The study "opens the door" for studying other drugs that block MEK, or combinations of them, Atkins said. Doctors should also consider testing this drug on patients with earlier-stage ocular melanoma, whose tumors have a high risk of spreading.
These drugs are all part of a sudden flurry of melanoma therapies, with more under development, says Timothy Turnham, executive director of the Melanoma Research Foundation.
The FDA has approved four new melanoma treatments in the past two years, with the latest two approved Wednesday.
Doctors will present 288 melanoma studies at the cancer conference over the next four days, compared with only 62 a decade ago.
Cathy Hershey, who lost her husband Matthew to melanoma three years ago, says the recent progress is encouraging. "I want to give hope to people," says Hershey, of Lincoln University, Pa.
USA TODAY interviewed Matthew Hershey in June 2010, during the annual cancer conference, about his experience with Yervoy, which was available then only through clinical trials.
At the time, he felt good, with few side effects. Taking the drug was difficult, mainly because previous rounds of chemo left his veins so battered that it was difficult for nurses to get a needle into them, she says.

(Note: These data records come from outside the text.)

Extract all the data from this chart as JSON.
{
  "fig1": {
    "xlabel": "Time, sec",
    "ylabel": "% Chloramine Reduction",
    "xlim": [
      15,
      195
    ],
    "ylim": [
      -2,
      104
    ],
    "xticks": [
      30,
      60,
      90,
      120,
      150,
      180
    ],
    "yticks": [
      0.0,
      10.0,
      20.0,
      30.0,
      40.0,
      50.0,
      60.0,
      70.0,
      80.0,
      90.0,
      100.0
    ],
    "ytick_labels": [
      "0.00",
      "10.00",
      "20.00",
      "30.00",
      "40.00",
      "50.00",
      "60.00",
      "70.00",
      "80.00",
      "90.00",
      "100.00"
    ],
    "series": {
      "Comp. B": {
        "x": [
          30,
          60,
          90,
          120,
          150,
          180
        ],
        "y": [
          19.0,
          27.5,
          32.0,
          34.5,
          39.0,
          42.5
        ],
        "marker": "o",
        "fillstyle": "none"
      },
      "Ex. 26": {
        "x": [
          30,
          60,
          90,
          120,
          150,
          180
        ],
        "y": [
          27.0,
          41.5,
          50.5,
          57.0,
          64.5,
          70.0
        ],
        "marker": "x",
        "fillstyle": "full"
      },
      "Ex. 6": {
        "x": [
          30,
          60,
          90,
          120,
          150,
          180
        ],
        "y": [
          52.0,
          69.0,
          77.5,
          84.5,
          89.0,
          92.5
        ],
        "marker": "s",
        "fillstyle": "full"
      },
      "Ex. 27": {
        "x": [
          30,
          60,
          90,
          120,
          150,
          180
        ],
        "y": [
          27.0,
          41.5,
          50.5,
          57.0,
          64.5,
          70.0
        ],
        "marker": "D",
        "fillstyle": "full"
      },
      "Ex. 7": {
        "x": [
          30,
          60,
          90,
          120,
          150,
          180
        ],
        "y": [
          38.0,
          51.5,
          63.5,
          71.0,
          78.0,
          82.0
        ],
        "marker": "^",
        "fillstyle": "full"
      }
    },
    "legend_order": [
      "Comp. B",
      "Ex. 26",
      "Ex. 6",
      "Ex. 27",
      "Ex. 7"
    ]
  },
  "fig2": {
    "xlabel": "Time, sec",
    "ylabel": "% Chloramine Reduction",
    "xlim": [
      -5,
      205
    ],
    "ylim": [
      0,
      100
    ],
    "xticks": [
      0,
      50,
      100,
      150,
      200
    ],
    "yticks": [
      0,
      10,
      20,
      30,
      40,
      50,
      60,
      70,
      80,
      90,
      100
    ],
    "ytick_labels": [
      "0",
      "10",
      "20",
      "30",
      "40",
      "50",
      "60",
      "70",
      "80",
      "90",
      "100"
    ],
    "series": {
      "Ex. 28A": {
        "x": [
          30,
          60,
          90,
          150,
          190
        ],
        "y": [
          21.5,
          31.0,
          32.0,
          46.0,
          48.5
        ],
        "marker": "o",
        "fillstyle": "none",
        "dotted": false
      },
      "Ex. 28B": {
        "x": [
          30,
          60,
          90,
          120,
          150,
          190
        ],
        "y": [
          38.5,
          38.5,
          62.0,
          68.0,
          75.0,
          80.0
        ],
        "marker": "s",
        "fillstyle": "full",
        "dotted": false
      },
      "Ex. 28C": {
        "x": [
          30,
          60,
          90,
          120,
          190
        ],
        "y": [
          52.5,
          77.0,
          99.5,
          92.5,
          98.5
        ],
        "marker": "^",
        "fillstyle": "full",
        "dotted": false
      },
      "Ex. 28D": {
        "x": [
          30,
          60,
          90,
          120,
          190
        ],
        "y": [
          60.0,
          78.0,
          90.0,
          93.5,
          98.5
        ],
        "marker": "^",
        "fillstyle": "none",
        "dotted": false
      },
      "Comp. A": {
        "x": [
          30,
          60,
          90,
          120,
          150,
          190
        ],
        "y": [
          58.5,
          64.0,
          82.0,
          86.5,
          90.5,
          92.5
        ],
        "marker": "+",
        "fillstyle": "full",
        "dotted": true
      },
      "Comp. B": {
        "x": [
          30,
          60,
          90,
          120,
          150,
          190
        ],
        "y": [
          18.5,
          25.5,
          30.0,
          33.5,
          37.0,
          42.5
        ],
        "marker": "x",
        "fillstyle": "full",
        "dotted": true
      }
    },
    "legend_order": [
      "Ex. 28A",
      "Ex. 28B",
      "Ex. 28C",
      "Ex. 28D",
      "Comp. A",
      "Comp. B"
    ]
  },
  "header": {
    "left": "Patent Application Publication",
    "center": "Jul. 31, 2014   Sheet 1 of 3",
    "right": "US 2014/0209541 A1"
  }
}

Matthew had to stop taking Yervoy after only a few months, when his cancer spread to his brain. He died a few months later, in September, at the age of 43, leaving behind two girls, then ages 10 and 12.
When her husband was sick, Cathy Hershey did her best to educate herself about new treatment options, even attending the annual oncology meeting.
"As rough as treatment was, I do think it prolonged his life," says Hershey, who notes that her husband lived with cancer for five years. "When you have two young kids, if you can get to that one more soccer game, that's huge."